Customers panics when sees huge traffic, calls in the help of a cyber-security vendor to protect him from a DDoS attack

Jan 28, 2016 23:45 GMT  ·  By
Black Hat SEO is the dark side, don't join the dark side, their cookies are fake
   Black Hat SEO is the dark side, don't join the dark side, their cookies are fake

It may be strange, but there are Black Hat SEO campaigns these days that provide so much (fake) traffic that even the customers that paid for them may think they're under a DDoS (Distributed Denial of Service) attack.

Something as strange as this happened to Sucuri, a company that provides cyber-security services, among which a Web Application Firewall (WAF) service.

Recounting one past incident they investigated, Sucuri said that they were called in to assess an ongoing DDoS attack, which the company had a hard time mitigating.

Since their WAF was specifically designed to deal and mitigate DDoS attacks, the company's employees were quite curious to see what "huge" DDoS attack hit the client's servers that their product couldn't handle.

Huge traffic in the analytics dashboard, not a peep from the website's firewall

To their surprise, checking their firewall, they didn't find any DDoS warning, but they did see a huge amount of traffic. All traffic requests looked normal and weren't malformed HTTP or DNS requests that you usually see in DDoS assaults.

Trying to get to the bottom of the issue, Sucuri's team got permission to access their client's Google Analytics account and sip through some of the traffic.
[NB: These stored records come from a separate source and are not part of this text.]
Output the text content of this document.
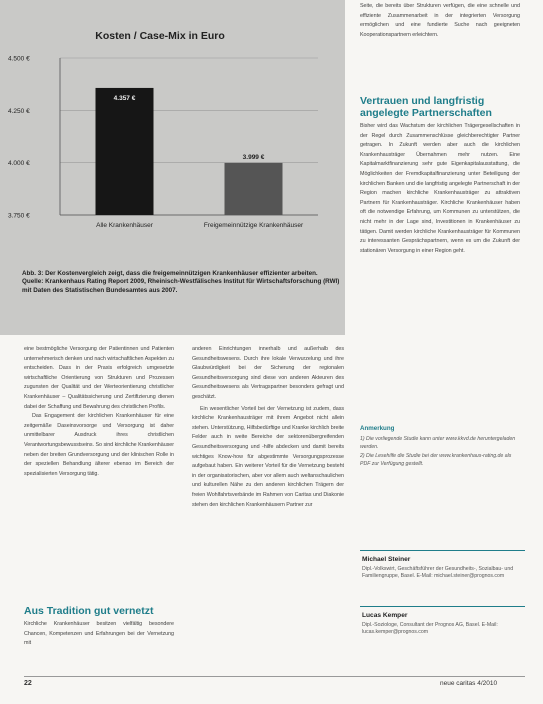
Kosten / Case-Mix in Euro
3.750 €
4.000 €
4.250 €
4.500 €
4.357 €
Alle Krankenhäuser
3.999 €
Freigemeinnützige Krankenhäuser
Abb. 3: Der Kostenvergleich zeigt, dass die freigemeinnützigen Krankenhäuser effizienter arbeiten.
Quelle: Krankenhaus Rating Report 2009, Rheinisch-Westfälisches Institut für Wirtschaftsforschung (RWI) mit Daten des Statistischen Bundesamtes aus 2007.

eine bestmögliche Versorgung der Patientinnen und Patienten unternehmerisch denken und nach wirtschaftlichen Aspekten zu entscheiden. Dass in der Praxis erfolgreich umgesetzte wirtschaftliche Orientierung von Strukturen und Prozessen zugunsten der Qualität und der Werteorientierung christlicher Krankenhäuser – Qualitätssicherung und Zertifizierung dienen dabei der Schaffung und Bewahrung des christlichen Profils.

Das Engagement der kirchlichen Krankenhäuser für eine zeitgemäße Daseinsvorsorge und Versorgung ist daher unmittelbarer Ausdruck ihres christlichen Verantwortungsbewusstseins. So sind kirchliche Krankenhäuser neben der breiten Grundversorgung und der klinischen Rolle in der speziellen Behandlung älterer ebenso im Bereich der spezialisierten Versorgung tätig.

Aus Tradition gut vernetzt
Kirchliche Krankenhäuser besitzen vielfältig besondere Chancen, Kompetenzen und Erfahrungen bei der Vernetzung mit

anderen Einrichtungen innerhalb und außerhalb des Gesundheitswesens. Durch ihre lokale Verwurzelung und ihre Glaubwürdigkeit bei der Sicherung der regionalen Gesundheitsversorgung sind diese von anderen Akteuren des Gesundheitswesens als Vertragspartner besonders gefragt und geschätzt.

Ein wesentlicher Vorteil bei der Vernetzung ist zudem, dass kirchliche Krankenhausträger mit ihrem Angebot nicht allein stehen. Unterstützung, Hilfsbedürftige und Kranke kirchlich breite Felder auch in weite Bereiche der sektorenübergreifenden Gesundheitsversorgung und -hilfe abdecken und damit bereits wichtiges Know-how für abgestimmte Versorgungsprozesse aufgebaut haben. Ein weiterer Vorteil für die Vernetzung besteht in der organisatorischen, aber vor allem auch weltanschaulichen und kulturellen Nähe zu den anderen kirchlichen Trägern der freien Wohlfahrtsverbände im Rahmen von Caritas und Diakonie stehen den kirchlichen Krankenhäusern Partner zur

Seite, die bereits über Strukturen verfügen, die eine schnelle und effiziente Zusammenarbeit in der integrierten Versorgung ermöglichen und eine fundierte Suche nach geeigneten Kooperationspartnern erleichtern.
Vertrauen und langfristig angelegte Partnerschaften
Bisher wird das Wachstum der kirchlichen Trägergesellschaften in der Regel durch Zusammenschlüsse gleichberechtigter Partner getragen. In Zukunft werden aber auch die kirchlichen Krankenhausträger Übernahmen mehr nutzen. Eine Kapitalmarktfinanzierung sehr gute Eigenkapitalausstattung, die Möglichkeiten der Fremdkapitalfinanzierung unter Beteiligung der kirchlichen Banken und die langfristig angelegte Partnerschaft in der Region machen kirchliche Krankenhausträger zu attraktiven Partnern für Krankenhausträger. Kirchliche Krankenhäuser haben oft die notwendige Erfahrung, um Kommunen zu unterstützen, die nicht mehr in der Lage sind, Investitionen in Krankenhäuser zu tätigen. Damit werden kirchliche Krankenhausträger für Kommunen zu interessanten Gesprächspartnern, wenn es um die Zukunft der stationären Versorgung in einer Region geht.
Anmerkung
1) Die vorliegende Studie kann unter www.kkvd.de heruntergeladen werden.
2) Die Lesehilfe die Studie bei der www.krankenhaus-rating.de als PDF zur Verfügung gestellt.
Michael Steiner
Dipl.-Volkswirt, Geschäftsführer der Gesundheits-, Sozialbau- und Familiengruppe, Basel. E-Mail: michael.steiner@prognos.com
Lucas Kemper
Dipl.-Soziologe, Consultant der Prognos AG, Basel. E-Mail: lucas.kemper@prognos.com
22	neue caritas 4/2010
What they found is that, somewhere in the company's past, traffic increased sharply from one day to another. Additionally, all traffic was coming from only a few networks, and while put together it looked like regular (but increased) activity, when analyzing the traffic for each network's IPs, it began to dawn on the researchers that they may be looking at Web traffic that was generated automatically.

So-called SEO experts were generating huge amounts of fake traffic

"The new traffic always had a session length of 3:40 - 4:00 minutes, viewed on average 4.2 pages per session and had a 50% bounce rate," Sucuri's Keir Desailly explains. "However the real giveaway was that 100% of these sessions were new, 100% were direct traffic and nearly all of them started in a URL other than the home page."
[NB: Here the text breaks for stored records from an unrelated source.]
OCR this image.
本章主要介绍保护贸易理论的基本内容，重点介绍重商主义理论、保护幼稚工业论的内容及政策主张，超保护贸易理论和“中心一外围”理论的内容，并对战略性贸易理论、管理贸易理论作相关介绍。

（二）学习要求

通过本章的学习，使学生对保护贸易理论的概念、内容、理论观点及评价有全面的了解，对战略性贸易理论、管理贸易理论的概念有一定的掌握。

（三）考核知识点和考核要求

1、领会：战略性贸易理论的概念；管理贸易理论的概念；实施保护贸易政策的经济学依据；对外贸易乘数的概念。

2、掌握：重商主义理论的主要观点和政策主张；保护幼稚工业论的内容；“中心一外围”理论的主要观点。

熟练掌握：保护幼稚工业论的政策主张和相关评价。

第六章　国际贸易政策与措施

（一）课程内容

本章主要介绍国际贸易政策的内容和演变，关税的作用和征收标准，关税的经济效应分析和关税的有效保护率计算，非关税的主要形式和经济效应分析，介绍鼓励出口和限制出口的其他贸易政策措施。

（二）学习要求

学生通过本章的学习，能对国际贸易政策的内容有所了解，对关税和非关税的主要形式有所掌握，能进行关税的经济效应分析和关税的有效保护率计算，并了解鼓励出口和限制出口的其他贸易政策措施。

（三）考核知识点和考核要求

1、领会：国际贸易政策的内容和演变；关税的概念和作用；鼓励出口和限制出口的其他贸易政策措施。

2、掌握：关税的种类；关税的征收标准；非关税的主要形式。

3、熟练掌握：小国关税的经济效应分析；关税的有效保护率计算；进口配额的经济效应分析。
Piecing all this together, it appeared that someone was taking all the site's URLs and generating traffic for each one, sending it directly to their client's server.

Following clues left in each of these networks' names in the Google Analytics dashboard, to nobody's surprise, Sucuri's staff landed on the sites of some shady SEO "miracle workers."

At this point, Sucuri could not tell if the company, their client, requested the services of one of these SEO companies, or if they were paid by the company's competitors to mess with their traffic. What was truly surprising was that a Black Hat SEO firm could generate DDoS-level traffic on a regular basis.